C’è da corteggiare qualcuno per cercare di far fuori il contrattone di Ryan Anderson, e liberare fondamentali risorse monetarie. Ariza potrebbe essere attratto dalle sirene di Golden State, per la quale sarebbe di determinante importanza per allungare la rotazione portando difesa, soluzioni da oltre l’arco, ed esperienza ad altissimi livelli. Semmai si dovesse arrivare a James lo si dovrebbe fare con un sign & trade che potrebbe comportare grossi sacrifici, perché per indorare la pillola-Anderson sarebbe obbligatorio legarci pure Eric Gordon.

Le primissime indicazioni di questa tarda primavera danno Morey quasi certamente pronto a tornare alla carica con un obiettivo già perseguito un anno fa e più realistico di LBJ, quel Paul George cui sarebbe possibile giungere facendogli attivare la player option per il prossimo anno ed orchestrando un sign & trade del tutto simile all’operazione CP3 allestita con i Clippers l’anno passato.

Si parla insistentemente anche di DeAndre Jordan, che vorrebbe giocare nella sua Houston e sarebbe molto interessante per la rotazione portando nel Texas ricordi della Lob City e fornendo ulteriore protezione a canestro.

I Rockets hanno dimostrato di poter competere con i Warriors ad armi pari, di essere l’antidoto più vicino alla dinastia, ma si sono fatti cadere a terra la boccetta proprio quando non ci voleva, lasciando che il parquet del Toyota Center ne divorasse i positivi effetti.
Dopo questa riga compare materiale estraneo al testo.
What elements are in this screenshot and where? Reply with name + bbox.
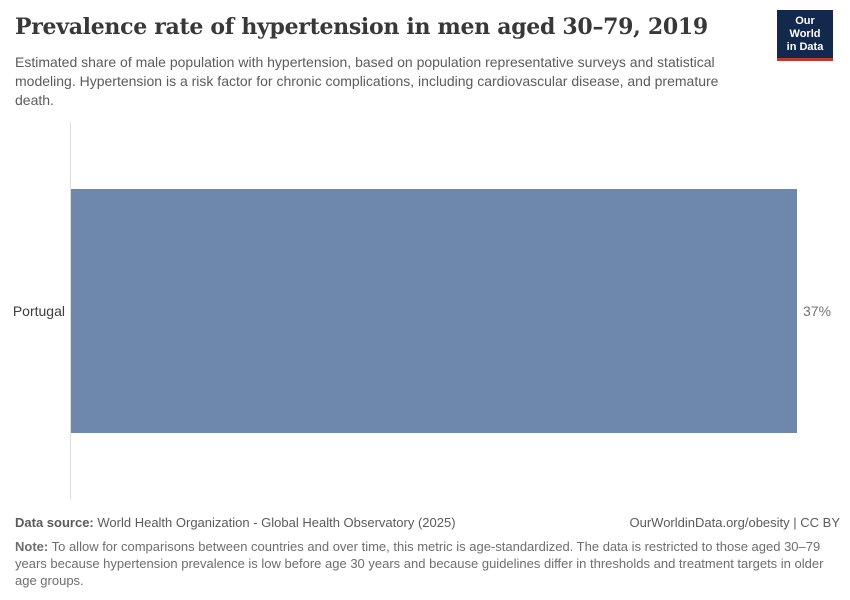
attribution-link[interactable]: OurWorldinData.org/obesity | CC BY: [629, 515, 841, 530]
note-label: Note:: [15, 539, 49, 554]
chart-subtitle: Estimated share of male population with …: [15, 54, 719, 108]
bar-portugal[interactable]: [71, 189, 797, 433]
note-text: To allow for comparisons between countri…: [15, 539, 824, 588]
y-axis-line: [70, 122, 71, 500]
data-source-text: World Health Organization - Global Healt…: [97, 515, 456, 530]
category-label-portugal: Portugal: [12, 303, 65, 319]
data-source-line: Data source: World Health Organization -…: [15, 514, 456, 531]
owid-logo-line1: Our World: [789, 15, 821, 40]
source-row: Data source: World Health Organization -…: [15, 514, 840, 531]
bar-chart: Portugal 37%: [0, 122, 850, 500]
value-label: 37%: [803, 303, 832, 319]
data-source-label: Data source:: [15, 515, 94, 530]
note-line: Note: To allow for comparisons between c…: [15, 538, 835, 589]
owid-logo[interactable]: Our World in Data: [777, 10, 833, 61]
owid-logo-line2: in Data: [786, 41, 824, 53]
page-title: Prevalence rate of hypertension in men a…: [15, 14, 708, 40]
chart-footer: Data source: World Health Organization -…: [15, 514, 840, 589]
bar-track: [71, 189, 797, 433]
Non sapremo mai come sarebbe andata gara 7 con Chris Paul in campo, ma in caso di accesso alle Finals lo scontro con i Cavs, seppure con un LeBron in formato Hall Of Fame, sarebbe quantomeno risultato fattibile.

Così, l’estate passerà coltivando nuovi sogni, nella speranza di scacciare quella nottata texana andata ancora una volta a sancire la grandezza dei pistoleri della Baia, nella speranza che, tra un anno esatto, le mosse di Morey possano riuscire a spostare la pioggia di confetti nella Downtown di Houston, rispolverando i vecchi camion dei pompieri utilizzati per le parate di metà anni novanta, quando The Glyde conobbe per la prima ed unica volta quel sapore dolce e particolare, ed Hakeem, presente ad ogni gara di playoff di questa stagione in veste di ambasciatore, godeva del suo momento di maggior notorietà mondiale.

La Clutch City attende quell’esplosione di gioia da tanto, ed ora, dopo aver toccato il cielo con un dito, la voglia di coccolare di nuovo il massimo trofeo del basket professionistico e riprovare quelle sensazioni è semplicemente troppa per essere facilmente sopita.

Poteva essere ma non è stato. Forse, un domani, potrà essere ancora.